He was born in Bethel, Conn., on the day after the Fourth of July, 1810. It is fitting that his birthday came so close to the nation's because, in many ways, Phineas Taylor Barnum was the epitome of the new American common man -- or, at least, the flip side of the lionization of same.
P.T.'s maternal grandfather loved a good joke, and he promised the boy valuable land which turned out to be swampy. From him, young Phineas learned the sharp practices he used as a grocer, supplementing his income by organizing lotteries and publishing a newspaper.
In 1835, he paid $1,000 for a black woman named Joice Heth, who was reputed to be 161 years young and a wet nurse of George Washington. Young Barnum proved masterful in pamphlets and newspaper publicity, and he offered a tobacco-stained "bill of sale" to one Auguste Washington dated 1727.
To drum up business in Boston, he mailed an anonymous letter to a local paper claiming Heth was a "curiously-constructed automaton, made up of whalebone, India-rubber and numberless springs made to move at the slightest touch." Curious throngs of the common man turned out to see for themselves.
In 1841, Barnum bought a small museum on Broadway, which he dubbed "The American Museum." He hired a band to play outside, but he hired poor musicians so that the crowds that gathered wouldn't linger on the sidewalk. The museum was made by the hiring of a 5-year-old midget Barnum called "Tom Thumb." His new employer promptly claimed the 15-pound Tom was 11 and English and settled in for a long and profitable partnership.
Another big attraction was the "Fiji Mermaid," a 3-foot half-fish, half-monkey. He delayed its New York appearance and sent letters postmarked throughout the South describing the creature. A debate ensued, and Barnum's ad trumpeted, "When doctors disagree ...," implying that the American common man would have to judge for himself.
Barnum wrote a bestselling autobiography in which he conceded some malarkies and denied others. Like Harry Houdini and Edgar Allen Poe, he was both deceiver and exposer, and in 1865, he published a large book called "Humbugs of the World." In it, the ex-grocer listed some great tricks practiced on credulous humanity, including religious imposters, stock frauds and mediums. Of himself, Barnum quoted an employee: "First he humbugs them, and then they pay to hear him tell how he did it."
Barnum's downhill years were softened by victories in wealth and prestige. Attractions like Jenny Lind, Jumbo, Col. Tom Thumb, Siamese twins Chang and Eng, and the traveling three-ring circus which carried his name around the globe all combined to give Barnum the lucre and legitimacy he unceasingly craved.

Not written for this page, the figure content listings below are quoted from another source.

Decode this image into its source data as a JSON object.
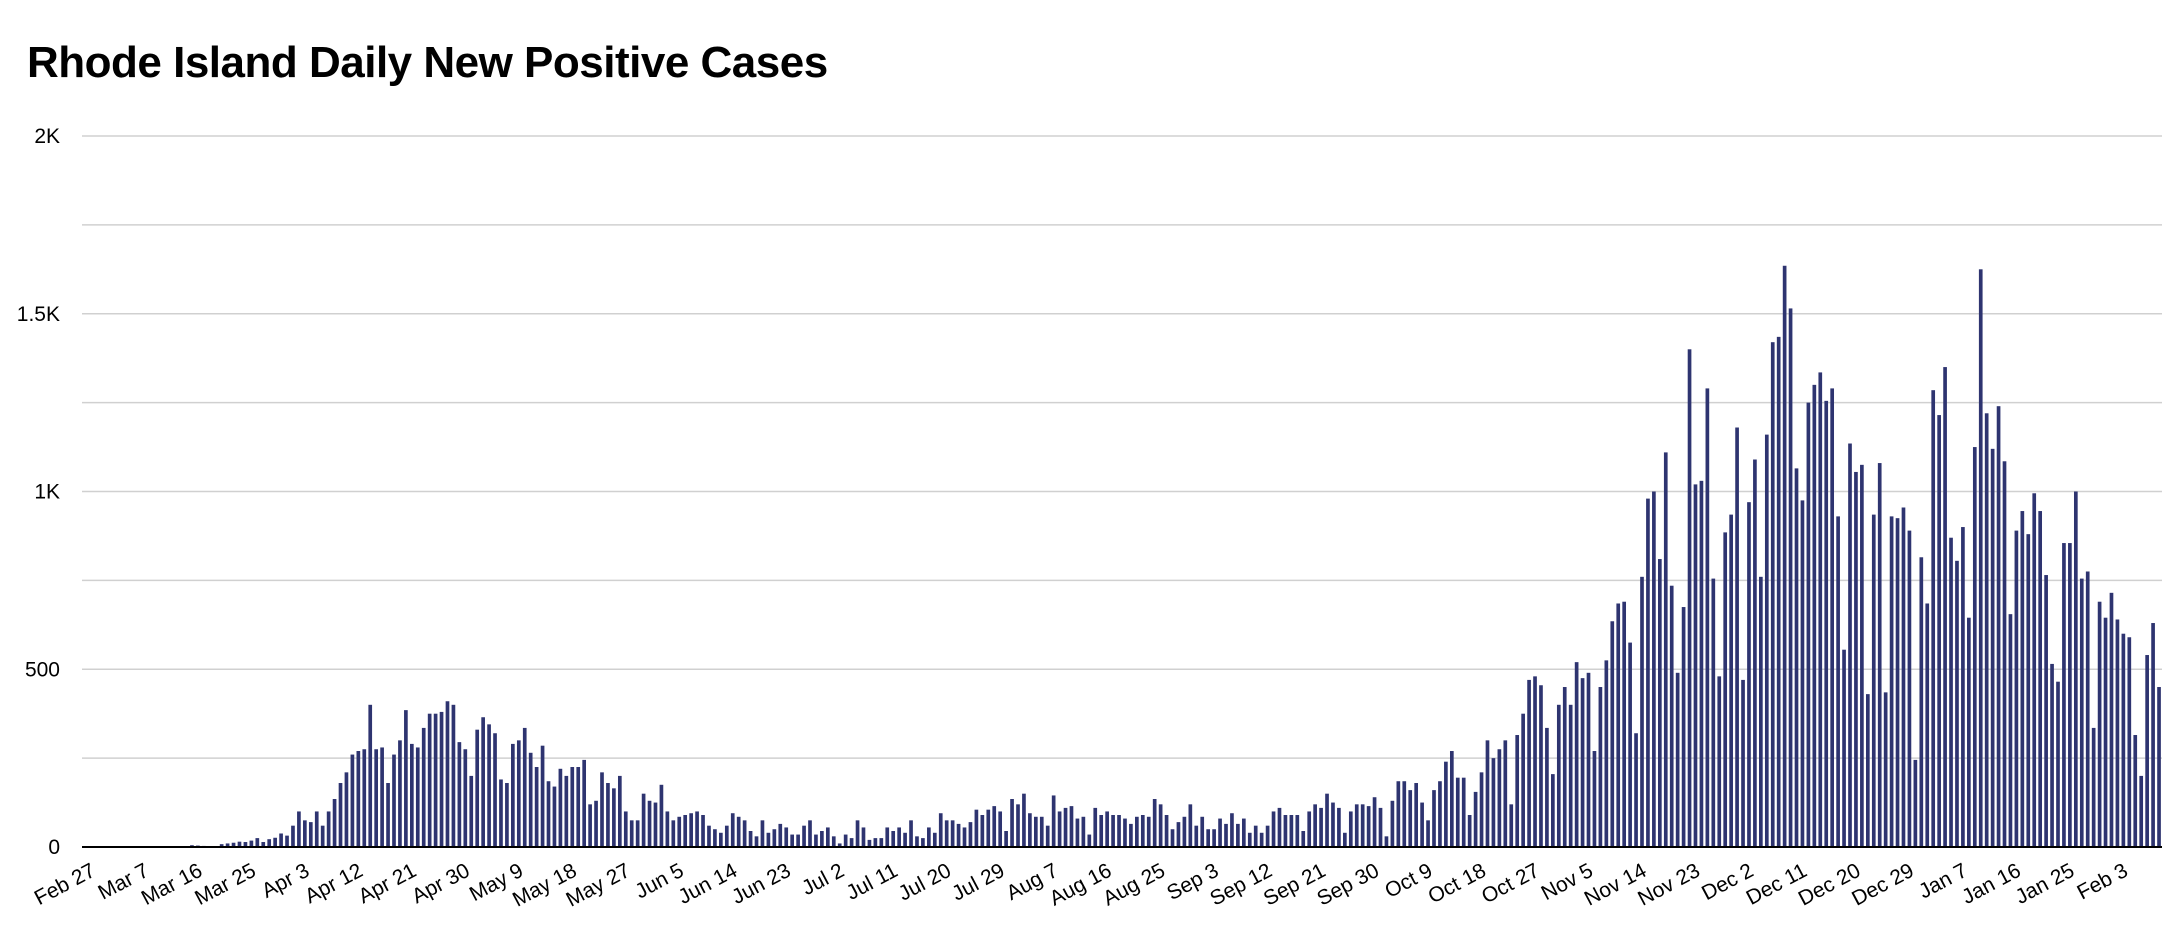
{
  "chart_data": {
    "type": "bar",
    "title": "Rhode Island Daily New Positive Cases",
    "xlabel": "",
    "ylabel": "",
    "ylim": [
      0,
      2000
    ],
    "y_ticks": [
      {
        "value": 0,
        "label": "0"
      },
      {
        "value": 500,
        "label": "500"
      },
      {
        "value": 1000,
        "label": "1K"
      },
      {
        "value": 1500,
        "label": "1.5K"
      },
      {
        "value": 2000,
        "label": "2K"
      }
    ],
    "y_minor_gridlines": [
      250,
      750,
      1250,
      1750
    ],
    "grid": true,
    "legend": "none",
    "bar_color": "#2e3470",
    "grid_color": "#d0d0d0",
    "x_tick_labels": [
      "Feb 27",
      "Mar 7",
      "Mar 16",
      "Mar 25",
      "Apr 3",
      "Apr 12",
      "Apr 21",
      "Apr 30",
      "May 9",
      "May 18",
      "May 27",
      "Jun 5",
      "Jun 14",
      "Jun 23",
      "Jul 2",
      "Jul 11",
      "Jul 20",
      "Jul 29",
      "Aug 7",
      "Aug 16",
      "Aug 25",
      "Sep 3",
      "Sep 12",
      "Sep 21",
      "Sep 30",
      "Oct 9",
      "Oct 18",
      "Oct 27",
      "Nov 5",
      "Nov 14",
      "Nov 23",
      "Dec 2",
      "Dec 11",
      "Dec 20",
      "Dec 29",
      "Jan 7",
      "Jan 16",
      "Jan 25",
      "Feb 3"
    ],
    "x_tick_interval_days": 9,
    "start_date": "2020-02-27",
    "values": [
      0,
      0,
      0,
      0,
      0,
      0,
      0,
      0,
      0,
      0,
      0,
      0,
      0,
      0,
      0,
      0,
      0,
      0,
      5,
      4,
      3,
      0,
      0,
      8,
      10,
      12,
      15,
      14,
      18,
      25,
      14,
      22,
      26,
      38,
      32,
      60,
      100,
      75,
      70,
      100,
      60,
      100,
      135,
      180,
      210,
      260,
      270,
      275,
      400,
      275,
      280,
      180,
      260,
      300,
      385,
      290,
      280,
      335,
      375,
      375,
      380,
      410,
      400,
      295,
      275,
      200,
      330,
      365,
      345,
      320,
      190,
      180,
      290,
      300,
      335,
      265,
      225,
      285,
      185,
      170,
      220,
      200,
      225,
      225,
      245,
      120,
      130,
      210,
      180,
      165,
      200,
      100,
      75,
      75,
      150,
      130,
      125,
      175,
      100,
      75,
      85,
      90,
      95,
      100,
      90,
      60,
      50,
      40,
      60,
      95,
      85,
      75,
      45,
      30,
      75,
      40,
      50,
      65,
      55,
      35,
      35,
      60,
      75,
      35,
      45,
      55,
      30,
      10,
      35,
      25,
      75,
      55,
      20,
      25,
      25,
      55,
      45,
      55,
      40,
      75,
      30,
      25,
      55,
      40,
      95,
      75,
      75,
      65,
      55,
      70,
      105,
      90,
      105,
      115,
      100,
      45,
      135,
      120,
      150,
      95,
      85,
      85,
      60,
      145,
      100,
      110,
      115,
      80,
      85,
      35,
      110,
      90,
      100,
      90,
      90,
      80,
      65,
      85,
      90,
      85,
      135,
      120,
      90,
      50,
      70,
      85,
      120,
      60,
      85,
      50,
      50,
      80,
      65,
      95,
      65,
      80,
      40,
      60,
      40,
      60,
      100,
      110,
      90,
      90,
      90,
      45,
      100,
      120,
      110,
      150,
      125,
      110,
      40,
      100,
      120,
      120,
      115,
      140,
      110,
      30,
      130,
      185,
      185,
      160,
      180,
      125,
      75,
      160,
      185,
      240,
      270,
      195,
      195,
      90,
      155,
      210,
      300,
      250,
      275,
      300,
      120,
      315,
      375,
      470,
      480,
      455,
      335,
      205,
      400,
      450,
      400,
      520,
      475,
      490,
      270,
      450,
      525,
      635,
      685,
      690,
      575,
      320,
      760,
      980,
      1000,
      810,
      1110,
      735,
      490,
      675,
      1400,
      1020,
      1030,
      1290,
      755,
      480,
      885,
      935,
      1180,
      470,
      970,
      1090,
      760,
      1160,
      1420,
      1435,
      1635,
      1515,
      1065,
      975,
      1250,
      1300,
      1335,
      1255,
      1290,
      930,
      555,
      1135,
      1055,
      1075,
      430,
      935,
      1080,
      435,
      930,
      925,
      955,
      890,
      245,
      815,
      685,
      1285,
      1215,
      1350,
      870,
      805,
      900,
      645,
      1125,
      1625,
      1220,
      1120,
      1240,
      1085,
      655,
      890,
      945,
      880,
      995,
      945,
      765,
      515,
      465,
      855,
      855,
      1000,
      755,
      775,
      335,
      690,
      645,
      715,
      640,
      600,
      590,
      315,
      200,
      540,
      630,
      450
    ]
  }
}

Jenny Lind, "the Swedish nightingale," was a skilled and true singer of light opera who thought she was a sensation in Europe; she found out what a sensation really was when she toured America in partnership with the man known as the "Shakespeare of Advertising." In 93 concerts in cities around the country -- including New Orleans, where she stayed at the Pontalba Apartments -- Lind the soprano grossed nearly $177,000 in 1851 dollars.
Barnum the impresario grossed $535,000.
Those numbers seem childish when put next to the Jumbo-esque figures assembled by Jumbo, an internationally famous, monstrous elephant acquired in 1882. Jumbo had been the star of a London zoo, the darling of Queen Victoria and John Ruskin, when Barnum bought and shipped him to America. Until killed by an Ontario train three years later, Jumbo had returned countless dividends on his $30,000 cost. In fact, he grossed $336,000 in the first six weeks.
Barnum's banquet was highlighted by main courses like these, but the spark to appetite for things Phineas came from spicy tidbits. Like the two "Wild Men of Borneo," Plutano and Waino, aka Hiram and Barney Davis of Long Island. Or America's first "Marimba Band," which Barnum claimed Stanley brought out of Africa after finding Livingston. They were actually recruited from the bowels of the Bowery.
Then there was the "Cardiff Giant," which was a hoax on a hoax. In 1869, a farmer claimed to have found a fossilized man more than 10 feet tall and weighing 2,990 pounds. It turned out to be made of gypsum, but it persuaded two Yale professors and Ralph Waldo Emerson. Barnum tried to buy the creature and when that failed, he built his own for the American Museum. The farmer sued, but Barnum said he was only showing a hoax of a hoax, and there was no crime in this.
He worried about posterity and told a reporter so. The New York Sun responded with the unprecedented step of printing Barnum's full obituary while he was still alive. "Mr. Barnum has had almost everything in his life," declared the paper. " There is no reason why he should not have this last pleasure."
Humbug, P.T. Barnum must have thought. Sheer humbug.